Una sensación ambigua me invadía. Por una parte me sentía lógicamente agradecida, e incluso necesitada, pero por otra tanta generosidad me abrumaba, no sé si porque me sentía indigna de ella o porque me fatigaba tener que cargar con el fardo de la admiración ajena, o lo que fuera, porque tenía claro que algo tenía que haber despertado en aquel chico para que se hubiera tomado tantas molestias por mí, a no ser que tuviera una clara vocación de buen samaritano, que todo podía ser. Me fatigaba verme obligada a sentir algo de reciprocidad, aunque sólo fuera agradecimiento, y me excedía la responsabilidad de corresponder, de tener la decencia de mostrarme al menos amable y educada. Sentía gratitud, por supuesto, pero una gratitud abstracta, asombrada, más forzada que sincera, que nacía antes de la razón que del corazón. No sé si, de no haberme visto obligada por esa conciencia de la obligación, hubiese pasado toda la tarde con el rumano, como finalmente hice, tirados en el sofá viendo vídeos y charlando, en una tarde casera y absolutamente asexual. Tan asexual como había sido la noche anterior, porque Antón, que así se llamaba el chico, me explicó que entre nosotros no había pasado absolutamente nada. Cuando salimos del Nell's, Sonia se marchó con el pretendiente que aparentemente tan poco le gustara hasta entonces y nosotros dos cogimos un taxi. La idea era que el vehículo se detuviera primero en mi apartamento para seguir desde allí hasta el Bronx, que era donde vivía él.
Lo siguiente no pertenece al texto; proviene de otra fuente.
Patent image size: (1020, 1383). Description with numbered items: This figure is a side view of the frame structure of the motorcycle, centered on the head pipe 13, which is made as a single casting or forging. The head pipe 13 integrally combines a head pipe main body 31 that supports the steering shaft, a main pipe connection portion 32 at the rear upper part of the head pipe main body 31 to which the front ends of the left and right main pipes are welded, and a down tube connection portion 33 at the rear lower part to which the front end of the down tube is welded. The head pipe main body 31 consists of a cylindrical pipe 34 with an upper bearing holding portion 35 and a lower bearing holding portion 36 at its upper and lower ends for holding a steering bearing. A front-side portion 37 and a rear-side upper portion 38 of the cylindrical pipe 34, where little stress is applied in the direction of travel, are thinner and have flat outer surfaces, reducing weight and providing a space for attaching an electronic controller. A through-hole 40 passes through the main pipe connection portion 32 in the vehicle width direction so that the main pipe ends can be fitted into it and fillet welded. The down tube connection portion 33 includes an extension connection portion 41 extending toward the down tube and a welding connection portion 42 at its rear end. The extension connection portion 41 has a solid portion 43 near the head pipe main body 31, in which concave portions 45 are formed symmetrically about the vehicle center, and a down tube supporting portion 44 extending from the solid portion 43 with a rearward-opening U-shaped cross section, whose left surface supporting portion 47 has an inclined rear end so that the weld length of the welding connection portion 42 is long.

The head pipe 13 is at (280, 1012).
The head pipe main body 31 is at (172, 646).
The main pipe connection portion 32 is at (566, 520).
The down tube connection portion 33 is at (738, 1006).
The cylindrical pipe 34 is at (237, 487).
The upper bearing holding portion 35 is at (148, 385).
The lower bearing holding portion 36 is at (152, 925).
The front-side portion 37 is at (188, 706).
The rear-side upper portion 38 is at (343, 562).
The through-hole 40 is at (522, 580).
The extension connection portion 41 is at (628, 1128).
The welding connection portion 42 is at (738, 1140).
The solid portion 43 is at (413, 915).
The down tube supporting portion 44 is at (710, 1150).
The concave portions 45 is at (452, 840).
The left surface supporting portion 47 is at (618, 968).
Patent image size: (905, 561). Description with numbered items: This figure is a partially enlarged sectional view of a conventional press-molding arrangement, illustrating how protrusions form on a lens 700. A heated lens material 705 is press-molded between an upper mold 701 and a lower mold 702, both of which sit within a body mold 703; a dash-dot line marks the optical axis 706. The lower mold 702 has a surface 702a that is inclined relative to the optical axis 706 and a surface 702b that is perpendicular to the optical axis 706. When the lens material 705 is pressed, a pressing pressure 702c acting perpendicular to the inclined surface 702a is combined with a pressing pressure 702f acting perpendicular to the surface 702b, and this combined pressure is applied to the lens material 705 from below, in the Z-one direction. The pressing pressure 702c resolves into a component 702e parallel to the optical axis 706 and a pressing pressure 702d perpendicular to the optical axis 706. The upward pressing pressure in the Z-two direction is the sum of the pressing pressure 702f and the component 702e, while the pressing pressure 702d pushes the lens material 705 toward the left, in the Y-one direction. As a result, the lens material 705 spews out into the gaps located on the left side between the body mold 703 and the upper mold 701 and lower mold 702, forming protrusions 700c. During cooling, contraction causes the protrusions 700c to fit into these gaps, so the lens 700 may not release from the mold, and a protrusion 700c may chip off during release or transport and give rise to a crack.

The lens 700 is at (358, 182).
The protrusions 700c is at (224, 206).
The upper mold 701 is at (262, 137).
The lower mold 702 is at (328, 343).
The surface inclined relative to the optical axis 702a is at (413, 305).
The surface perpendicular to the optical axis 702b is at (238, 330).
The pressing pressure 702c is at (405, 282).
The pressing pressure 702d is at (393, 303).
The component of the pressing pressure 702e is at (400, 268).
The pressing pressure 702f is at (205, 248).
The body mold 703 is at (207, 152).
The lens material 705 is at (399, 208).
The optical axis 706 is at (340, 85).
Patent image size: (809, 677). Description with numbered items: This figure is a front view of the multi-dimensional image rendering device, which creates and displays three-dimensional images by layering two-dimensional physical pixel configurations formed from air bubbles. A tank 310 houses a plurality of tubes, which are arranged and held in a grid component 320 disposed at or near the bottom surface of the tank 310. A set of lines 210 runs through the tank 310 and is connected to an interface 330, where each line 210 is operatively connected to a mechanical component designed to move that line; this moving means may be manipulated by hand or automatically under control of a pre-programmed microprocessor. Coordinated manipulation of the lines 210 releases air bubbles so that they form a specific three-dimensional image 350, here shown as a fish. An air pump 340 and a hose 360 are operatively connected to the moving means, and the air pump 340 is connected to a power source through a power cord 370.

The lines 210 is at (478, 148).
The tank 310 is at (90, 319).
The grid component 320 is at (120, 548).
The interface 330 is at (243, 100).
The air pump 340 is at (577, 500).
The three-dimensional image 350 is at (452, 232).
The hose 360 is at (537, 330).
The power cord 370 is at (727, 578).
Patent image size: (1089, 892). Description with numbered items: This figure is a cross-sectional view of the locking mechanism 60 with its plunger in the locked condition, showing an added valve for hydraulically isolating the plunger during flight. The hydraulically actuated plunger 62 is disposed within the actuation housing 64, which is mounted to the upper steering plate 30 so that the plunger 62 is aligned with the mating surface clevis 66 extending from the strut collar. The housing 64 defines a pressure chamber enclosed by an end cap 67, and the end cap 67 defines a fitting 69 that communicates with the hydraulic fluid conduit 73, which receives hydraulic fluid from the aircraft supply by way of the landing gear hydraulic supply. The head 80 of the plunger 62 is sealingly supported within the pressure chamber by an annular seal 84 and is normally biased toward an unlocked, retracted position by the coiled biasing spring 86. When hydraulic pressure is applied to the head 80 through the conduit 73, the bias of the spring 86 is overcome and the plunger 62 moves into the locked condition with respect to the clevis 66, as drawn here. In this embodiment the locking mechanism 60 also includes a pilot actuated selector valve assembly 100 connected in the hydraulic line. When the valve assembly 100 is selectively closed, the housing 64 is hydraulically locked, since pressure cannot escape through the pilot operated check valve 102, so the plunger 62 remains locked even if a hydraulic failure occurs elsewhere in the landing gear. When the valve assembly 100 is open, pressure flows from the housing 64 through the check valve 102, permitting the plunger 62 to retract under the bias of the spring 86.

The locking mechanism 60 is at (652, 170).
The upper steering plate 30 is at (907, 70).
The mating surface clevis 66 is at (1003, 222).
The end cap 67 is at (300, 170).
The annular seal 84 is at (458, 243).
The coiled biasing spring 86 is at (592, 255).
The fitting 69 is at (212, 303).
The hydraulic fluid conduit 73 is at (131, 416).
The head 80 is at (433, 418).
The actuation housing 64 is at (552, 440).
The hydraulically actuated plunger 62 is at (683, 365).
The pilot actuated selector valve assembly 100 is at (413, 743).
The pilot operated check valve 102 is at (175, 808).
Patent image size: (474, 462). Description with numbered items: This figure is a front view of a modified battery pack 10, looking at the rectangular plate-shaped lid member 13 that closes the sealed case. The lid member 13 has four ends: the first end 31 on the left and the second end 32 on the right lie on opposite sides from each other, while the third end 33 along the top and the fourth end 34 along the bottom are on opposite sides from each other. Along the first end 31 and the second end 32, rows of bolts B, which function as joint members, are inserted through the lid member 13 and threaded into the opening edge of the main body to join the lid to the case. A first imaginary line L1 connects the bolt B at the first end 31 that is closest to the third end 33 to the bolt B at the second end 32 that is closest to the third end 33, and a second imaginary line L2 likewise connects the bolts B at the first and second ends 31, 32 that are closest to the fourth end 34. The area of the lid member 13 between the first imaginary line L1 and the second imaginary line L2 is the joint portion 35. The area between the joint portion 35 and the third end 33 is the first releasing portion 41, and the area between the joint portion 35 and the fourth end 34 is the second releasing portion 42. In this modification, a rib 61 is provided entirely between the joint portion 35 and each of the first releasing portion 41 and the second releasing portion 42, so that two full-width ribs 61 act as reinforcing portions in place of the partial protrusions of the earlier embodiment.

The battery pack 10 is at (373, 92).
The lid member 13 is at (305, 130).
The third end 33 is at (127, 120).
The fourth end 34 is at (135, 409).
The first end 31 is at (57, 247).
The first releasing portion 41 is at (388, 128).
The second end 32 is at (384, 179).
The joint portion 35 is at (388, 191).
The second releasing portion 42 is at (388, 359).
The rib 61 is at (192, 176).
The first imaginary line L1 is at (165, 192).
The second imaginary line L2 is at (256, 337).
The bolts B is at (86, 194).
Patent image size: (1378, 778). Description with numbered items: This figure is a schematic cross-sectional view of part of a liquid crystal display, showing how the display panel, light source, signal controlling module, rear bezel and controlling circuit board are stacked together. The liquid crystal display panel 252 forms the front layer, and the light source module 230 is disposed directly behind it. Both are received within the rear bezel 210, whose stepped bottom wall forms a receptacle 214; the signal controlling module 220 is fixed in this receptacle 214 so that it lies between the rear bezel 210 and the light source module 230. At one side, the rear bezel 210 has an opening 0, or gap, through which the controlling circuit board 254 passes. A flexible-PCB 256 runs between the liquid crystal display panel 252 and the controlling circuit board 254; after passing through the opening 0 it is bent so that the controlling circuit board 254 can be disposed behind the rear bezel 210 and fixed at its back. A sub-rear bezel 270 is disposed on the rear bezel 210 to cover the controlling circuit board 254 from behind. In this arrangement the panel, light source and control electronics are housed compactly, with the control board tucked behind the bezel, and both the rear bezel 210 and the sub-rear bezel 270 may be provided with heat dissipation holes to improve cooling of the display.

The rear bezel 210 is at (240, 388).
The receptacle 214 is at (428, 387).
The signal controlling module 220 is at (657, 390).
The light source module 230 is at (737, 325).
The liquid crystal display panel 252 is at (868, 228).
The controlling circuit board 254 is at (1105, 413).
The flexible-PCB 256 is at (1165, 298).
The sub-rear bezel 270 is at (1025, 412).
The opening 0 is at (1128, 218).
Pero durante el trayecto me quedé dormida como un tronco y, cuando llegamos, sólo acerté a articular con voz desmayada el piso y la puerta del apartamento y a sacar mi juego de llaves del bolsillo de la chaqueta, de forma que Anton se vio obligado a arrastrarme como pudo hasta la casa (yo estaba lo suficientemente lúcida como para dejarme arrastrar, e incluso colaborar en la operación de remolque intentando a duras penas andar, pero no lo bastante despierta como para ser capaz de articular una frase medianamente coherente) y una vez allí se quedó a dormir a mi lado; primero, porque le daba no sé qué dejarme sola en semejante estado; segundo, porque hubiera sido imposible encontrar un taxi en Spanish Harlem a las tantas de la mañana. No le dije que hubiera podido llamar a uno por teléfono porque di por hecho que estaba omitiendo una tercera razón: que yo le gustaba, aunque asumir algo así resultaba bastante inmodesto por mi parte.